Here are key dates in the life of U.S. civil rights leader Martin Luther KingJr., the pastor, Nobel Peace Prize winner and preacher of non-violence who was assassinated 50 years ago.
– January 15, 1929: King is born in Atlanta in the southern state of Georgia.
– June 18, 1953: He marries Coretta Scott and they go on to have four children.
– December 1955: A pastor at the Baptist Church in Montgomery, Alabama, King takes the lead of a year-long boycott against racial segregation on local buses. It results in an end to such segregation and earns him a national profile.
– April 1963: Arrested after demonstrations against racial segregation, King writes his famous “Letter From a Birmingham Jail” in which he outlines his non-violent resistance to racism.
August 1963: King pronounces his inspiring “I Have a Dream” speech to about 250,000 people at the “March on Washington for Jobs and Freedom.”

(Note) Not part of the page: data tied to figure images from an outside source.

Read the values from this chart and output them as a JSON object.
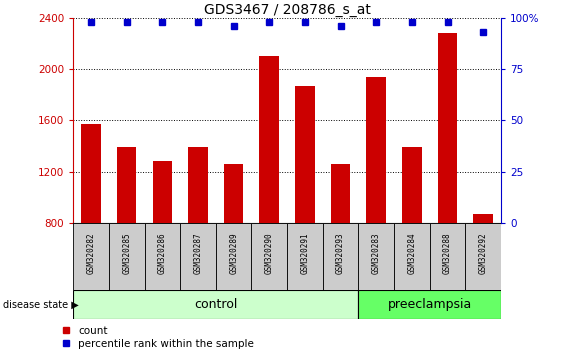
{
  "title": "GDS3467 / 208786_s_at",
  "samples": [
    "GSM320282",
    "GSM320285",
    "GSM320286",
    "GSM320287",
    "GSM320289",
    "GSM320290",
    "GSM320291",
    "GSM320293",
    "GSM320283",
    "GSM320284",
    "GSM320288",
    "GSM320292"
  ],
  "counts": [
    1570,
    1390,
    1280,
    1390,
    1260,
    2100,
    1870,
    1260,
    1940,
    1390,
    2280,
    870
  ],
  "percentile_ranks": [
    98,
    98,
    98,
    98,
    96,
    98,
    98,
    96,
    98,
    98,
    98,
    93
  ],
  "ylim_left": [
    800,
    2400
  ],
  "ylim_right": [
    0,
    100
  ],
  "yticks_left": [
    800,
    1200,
    1600,
    2000,
    2400
  ],
  "yticks_right": [
    0,
    25,
    50,
    75,
    100
  ],
  "ytick_labels_right": [
    "0",
    "25",
    "50",
    "75",
    "100%"
  ],
  "bar_color": "#cc0000",
  "marker_color": "#0000cc",
  "n_control": 8,
  "n_preeclampsia": 4,
  "control_label": "control",
  "preeclampsia_label": "preeclampsia",
  "disease_state_label": "disease state",
  "legend_count_label": "count",
  "legend_percentile_label": "percentile rank within the sample",
  "tick_label_color_left": "#cc0000",
  "tick_label_color_right": "#0000cc",
  "control_bg": "#ccffcc",
  "preeclampsia_bg": "#66ff66",
  "sample_bg": "#cccccc"
}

– October 1964: Aged 35, he becomes the youngest Nobel Peace Prize winner at the time for his non-violent resistance.
– 1966: King moves to the slums of Chicago to extend the civil rights movement into the north of the country.
– 1967: He denounces the war in Vietnam and expands his campaign against poverty in the United States.
– April 4, 1968: King is assassinated at age 39 by James Earl Ray, who shoots King while he is standing on a motel balcony in Memphis, Tennessee.